A group of white nationalists burned a 12-foot tall swastika in a field in Georgia last week in honor of Hitler’s birthday.
Although the images are chilling, the evening’s pyrotechnics were a consolation prize, of sorts, after the failure of their hate rallies earlier that day.
About two dozen members of the National Socialist Movement and the League of the South– two white supremacy groups– carried torches and raised their hands in a Hitler salute in Draketown, Ga. They also burned an othala rune, a pre-Roman symbol appropriated by some members of the Third Reich. The rune outside of Nazi contexts denotes “homeland,” and “inheritance,” and white supremacists have twisted its meaning to represent racial purity.
Hours earlier however, their hateful messages wilted in the face of resounding opposition.
The League of the South tried to lead a rally in Rome which lasted “about five minutes before its members were asked to leave by police,” according to Atlanta’s WSB radio.
From 3 to 5 p.m. that same day, the National Socialists had planned a rally in a park in Newnan, Georgia, a small town of 38,000, about forty miles south of the field where the swasticas were later ignited.
The town and its inhabitants had feared it might resemble the white nationalist rally in Charlottesville, Va. last August, where demonstrators and counter-protesters clashed violently, and a man drove his car through a crowd of pedestrians killing one woman and injuring 19 others.
Vendors closed their shops in preparation. According to a New York Times report, more than 700 law enforcement officers arrived, from 42 agencies.
Then the counter-protestors came. Hours before the rally, they streamed in with posters, banners, and flowers. They carried signs like, “Love thy Neighbor,” “No Hate in My City,” “Love Is Not Hate,” and chanted “Newnan Strong”. The sidewalk was painted with “Hate Never Wins” and before the National Socialists arrived, people drew slogans in chalk on the stage they would later stand on: “Give peace a chance” “love not hate.”

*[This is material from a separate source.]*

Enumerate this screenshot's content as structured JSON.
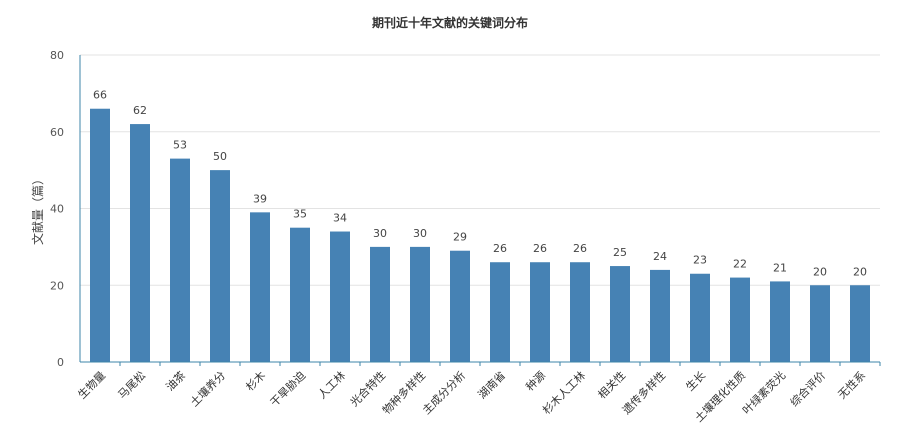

Some counter-protesters were members of Antifa, an armed anti-fascist group. Police arrested ten people before the white supremacists arrived, for refusing to take masks or bandanas off their faces. The crowds remained peaceful.
When they finally arrived, Newnan’s white supremacy gathering was a group of just over two dozen. On the lawn was handful of reporters. Outside the park, behind police tape, hundreds booed them.
Local news streamed video of the event, which shows Jeff Schoep, leader of the National Socialist Movement, railed against illegal immigrants, and called out the “Zionist media” and the corrupt power elite who “line their pockets with gold and shekels and hold us down as a people.”
One demonstrator held a sign that disparaged Jews and African-Americans, and claimed Jews were behind the refugee movement.
Outside, interfaith gatherings included rabbis, priests, reverends and ministers, from local and surrounding institutions. Nadine Winter, a member of Atlanta’s “The Temple” synagogue, told the Atlanta Jewish Times, “we are different religions, backgrounds and political parties, but we stand together today in love and respect for all.
After the National Socialist’s permit expired at 5 p.m., the city turned off the power to their sound system, according to a report by Fox 5 Atlanta.
Above them, a helicopter pulled a banner that said, “Newnan believes in love for all.”
Hours later, members of this meager demonstration regrouped forty miles north. Under the cover of darkness and without alerting police, they staged the swastika burning. It was the photo opportunity they missed in the light of day, when overwhelming opposition and a rally for peace secured the spotlight.